Objective 1: Conduct research to develop reliable and effective methods for tetraploid oyster production. This research will be conducted with the assistance of Dr. Ximing Guo (Rutgers University), one of the co-inventors of the original patent for the tetraploid oysters. He will be assisted by Dr. Maria Haws (PACRC) who has also conducted trials on de novo tetraploid production and methods for production of triploids. Dr. Frank-Lawale will advise on issues related to breeding.

Objective 2: Grow out and monitor performance of tetraploid oysters with associated producers. Given that genetic selection for oysters is complicated by the magnitude of genetic x environmental interaction found in this species, i.e. the same strain of oyster may perform very differently in different environments, it is important that the tetraploid specimens be monitored under the conditions in which their progeny will develop. We will grow out and monitor tetraploids in four locations: Goosepoint Farm in Washington, He`eia Hawaiian Fishpond in Oahu, Keawanui Fishpond in Molokai, and at the PACRC. Partners will be trained in monitoring and data collection methods.

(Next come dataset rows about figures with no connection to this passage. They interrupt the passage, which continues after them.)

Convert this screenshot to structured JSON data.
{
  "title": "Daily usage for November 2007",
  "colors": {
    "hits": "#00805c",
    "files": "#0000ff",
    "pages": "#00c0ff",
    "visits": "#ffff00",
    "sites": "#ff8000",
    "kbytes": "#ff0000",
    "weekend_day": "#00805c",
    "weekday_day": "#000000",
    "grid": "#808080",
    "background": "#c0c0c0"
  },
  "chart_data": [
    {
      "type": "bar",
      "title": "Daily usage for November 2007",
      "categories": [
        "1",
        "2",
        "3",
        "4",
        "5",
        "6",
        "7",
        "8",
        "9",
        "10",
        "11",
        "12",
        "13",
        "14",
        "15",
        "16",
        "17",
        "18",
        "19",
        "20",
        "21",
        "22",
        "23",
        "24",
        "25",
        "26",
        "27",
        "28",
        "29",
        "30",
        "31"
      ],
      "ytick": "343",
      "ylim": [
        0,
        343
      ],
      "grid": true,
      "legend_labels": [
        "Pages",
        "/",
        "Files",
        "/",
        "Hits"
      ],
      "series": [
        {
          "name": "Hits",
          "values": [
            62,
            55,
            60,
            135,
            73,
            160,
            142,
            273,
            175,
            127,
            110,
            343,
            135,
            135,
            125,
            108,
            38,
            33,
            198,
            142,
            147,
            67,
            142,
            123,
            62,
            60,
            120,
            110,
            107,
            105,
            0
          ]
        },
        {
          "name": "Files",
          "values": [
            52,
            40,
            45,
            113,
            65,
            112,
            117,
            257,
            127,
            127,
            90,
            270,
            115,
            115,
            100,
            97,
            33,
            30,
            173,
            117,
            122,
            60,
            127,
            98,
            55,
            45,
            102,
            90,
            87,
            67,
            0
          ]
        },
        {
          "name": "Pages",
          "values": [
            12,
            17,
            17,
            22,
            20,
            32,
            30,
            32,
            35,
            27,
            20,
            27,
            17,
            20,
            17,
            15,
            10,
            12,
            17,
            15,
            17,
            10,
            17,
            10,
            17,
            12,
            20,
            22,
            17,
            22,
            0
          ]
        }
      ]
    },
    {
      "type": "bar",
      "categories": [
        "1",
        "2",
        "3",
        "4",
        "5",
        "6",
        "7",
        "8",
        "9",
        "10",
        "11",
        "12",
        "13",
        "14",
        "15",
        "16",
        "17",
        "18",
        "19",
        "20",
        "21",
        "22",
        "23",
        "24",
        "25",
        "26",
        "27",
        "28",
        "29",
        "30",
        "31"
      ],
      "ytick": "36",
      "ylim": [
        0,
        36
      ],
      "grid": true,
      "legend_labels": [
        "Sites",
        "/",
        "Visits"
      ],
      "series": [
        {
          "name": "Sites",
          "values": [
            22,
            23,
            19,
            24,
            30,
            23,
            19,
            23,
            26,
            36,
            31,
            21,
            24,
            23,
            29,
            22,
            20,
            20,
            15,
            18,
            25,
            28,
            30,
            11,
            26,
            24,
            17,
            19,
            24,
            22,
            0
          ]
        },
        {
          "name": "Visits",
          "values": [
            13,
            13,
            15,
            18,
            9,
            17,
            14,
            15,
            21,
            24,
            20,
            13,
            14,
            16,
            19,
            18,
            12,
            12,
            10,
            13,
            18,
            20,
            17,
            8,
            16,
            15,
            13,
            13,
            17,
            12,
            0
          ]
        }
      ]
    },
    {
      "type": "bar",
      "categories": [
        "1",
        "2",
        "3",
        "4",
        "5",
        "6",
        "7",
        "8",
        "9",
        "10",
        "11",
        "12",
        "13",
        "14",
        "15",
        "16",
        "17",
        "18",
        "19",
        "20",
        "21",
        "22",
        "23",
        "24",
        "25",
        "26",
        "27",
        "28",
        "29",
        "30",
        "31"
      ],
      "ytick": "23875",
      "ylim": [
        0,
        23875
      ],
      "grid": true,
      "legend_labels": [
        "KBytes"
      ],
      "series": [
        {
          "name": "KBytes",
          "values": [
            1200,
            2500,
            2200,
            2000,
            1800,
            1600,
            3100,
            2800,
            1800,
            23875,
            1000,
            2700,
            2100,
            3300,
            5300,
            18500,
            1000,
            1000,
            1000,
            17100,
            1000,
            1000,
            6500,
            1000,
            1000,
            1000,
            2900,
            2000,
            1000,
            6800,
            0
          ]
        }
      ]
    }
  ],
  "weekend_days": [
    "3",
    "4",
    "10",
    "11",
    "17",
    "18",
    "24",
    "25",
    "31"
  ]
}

Objective 3: Produce a manual and video clips that describe tetraploid production methods in sufficient detail that other hatchery operators or researchers can replicate them. Although an extensive body of scientific literature exists for tetraploid and triploid production methods, extensive trials at the PACRC hatchery demonstrates that the methods contained within are not detailed or complete enough to allow for replication. We will produce a manual that contains complete and detailed methods to allow other hatchery operators to more easily replicate these critically needed methods.